Ion transport in an electron cyclotron resonance plasma

Abstract

Electron cyclotron resonance (ECR) plasma reactors are being developed for etching and deposition of thin films during integrated circuit fabrication. To control critical parameters such as the flux and energy distribution of ions impacting surfaces, it is necessary to understand how these parameters are influenced by physical construction, electromagnetic design, and chemical kinetics. In this work, we report detailed measurements of ion velocity distributions in both the source and reactor regions of an ECR system using mixtures of Ar and He. Using Doppler-shifted laser-induced fluorescence spectroscopy, we measure metastable Ar-ion velocity distributions parallel and perpendicular to the magnetic field direction as a function of magnetic field amplitude, pressure, rf bias voltage, and microwave power.

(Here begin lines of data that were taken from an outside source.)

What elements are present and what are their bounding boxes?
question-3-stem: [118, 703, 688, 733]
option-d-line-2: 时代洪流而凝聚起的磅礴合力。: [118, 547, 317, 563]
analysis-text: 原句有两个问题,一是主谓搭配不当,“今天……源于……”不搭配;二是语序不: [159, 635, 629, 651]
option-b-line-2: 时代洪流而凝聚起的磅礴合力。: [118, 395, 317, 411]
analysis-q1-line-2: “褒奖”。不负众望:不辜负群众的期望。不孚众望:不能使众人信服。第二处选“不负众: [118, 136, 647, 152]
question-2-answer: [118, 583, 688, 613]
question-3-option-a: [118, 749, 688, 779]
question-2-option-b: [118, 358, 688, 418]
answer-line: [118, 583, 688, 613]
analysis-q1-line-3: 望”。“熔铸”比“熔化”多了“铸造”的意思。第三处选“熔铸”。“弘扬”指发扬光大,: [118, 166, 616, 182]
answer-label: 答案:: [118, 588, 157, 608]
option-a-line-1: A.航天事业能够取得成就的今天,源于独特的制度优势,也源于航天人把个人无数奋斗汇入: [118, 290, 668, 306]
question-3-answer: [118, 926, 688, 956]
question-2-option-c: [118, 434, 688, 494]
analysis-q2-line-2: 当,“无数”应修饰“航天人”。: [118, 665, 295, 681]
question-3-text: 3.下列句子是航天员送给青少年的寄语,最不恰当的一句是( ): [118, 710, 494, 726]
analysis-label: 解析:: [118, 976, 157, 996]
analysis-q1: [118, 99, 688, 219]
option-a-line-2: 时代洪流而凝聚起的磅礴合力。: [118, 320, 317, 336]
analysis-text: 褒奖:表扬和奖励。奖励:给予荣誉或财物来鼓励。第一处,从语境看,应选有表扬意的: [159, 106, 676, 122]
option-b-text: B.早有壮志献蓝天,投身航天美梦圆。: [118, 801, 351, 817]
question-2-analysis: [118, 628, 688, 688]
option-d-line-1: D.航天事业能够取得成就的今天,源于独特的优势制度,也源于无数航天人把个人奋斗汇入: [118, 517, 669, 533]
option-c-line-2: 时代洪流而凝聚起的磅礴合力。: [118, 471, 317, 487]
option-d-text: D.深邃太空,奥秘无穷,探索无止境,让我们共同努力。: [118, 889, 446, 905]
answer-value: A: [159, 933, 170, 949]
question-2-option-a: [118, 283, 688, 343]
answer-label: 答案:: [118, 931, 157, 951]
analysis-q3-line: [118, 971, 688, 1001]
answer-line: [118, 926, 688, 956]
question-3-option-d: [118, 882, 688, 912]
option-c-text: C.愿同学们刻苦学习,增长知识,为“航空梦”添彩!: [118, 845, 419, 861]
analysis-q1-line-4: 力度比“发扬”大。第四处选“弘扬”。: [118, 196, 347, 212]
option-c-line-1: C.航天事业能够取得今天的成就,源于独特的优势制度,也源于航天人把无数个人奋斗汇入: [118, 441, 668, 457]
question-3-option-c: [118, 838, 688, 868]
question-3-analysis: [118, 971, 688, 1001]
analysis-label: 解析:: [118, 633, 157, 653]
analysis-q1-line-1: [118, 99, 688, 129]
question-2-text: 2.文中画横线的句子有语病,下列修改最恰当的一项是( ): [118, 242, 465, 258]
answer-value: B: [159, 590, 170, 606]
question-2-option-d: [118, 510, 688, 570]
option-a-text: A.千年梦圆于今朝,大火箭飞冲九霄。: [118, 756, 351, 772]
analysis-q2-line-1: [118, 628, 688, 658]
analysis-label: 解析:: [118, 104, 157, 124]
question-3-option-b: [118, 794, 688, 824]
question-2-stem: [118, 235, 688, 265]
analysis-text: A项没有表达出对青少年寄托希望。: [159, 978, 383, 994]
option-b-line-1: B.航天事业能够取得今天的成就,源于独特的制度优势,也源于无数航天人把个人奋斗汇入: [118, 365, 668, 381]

The measurements, in turn, are used to estimate the magnitude of electrostatic potentials and fields parallel and perpendicular to the magnetic field. Indicative of ion trapping, we find nearly isotropic ion velocity distributions when the source is operated as a magnetic mirror and the He partial pressure is low; higher He pressures tend to cool the parallel velocity distribution. Downstream, we consistently observe bimodal ion velocity distributions: the fast component, created in the source, follows magnetic flux lines into the reactor; the slow component, created mostly where the plasma expands from the source into the reaction chamber, is more isotropic. The relative amplitudes of these two components, the average ion energy, and the ion energy distribution are easily controlled by changing pressure and magnetic field.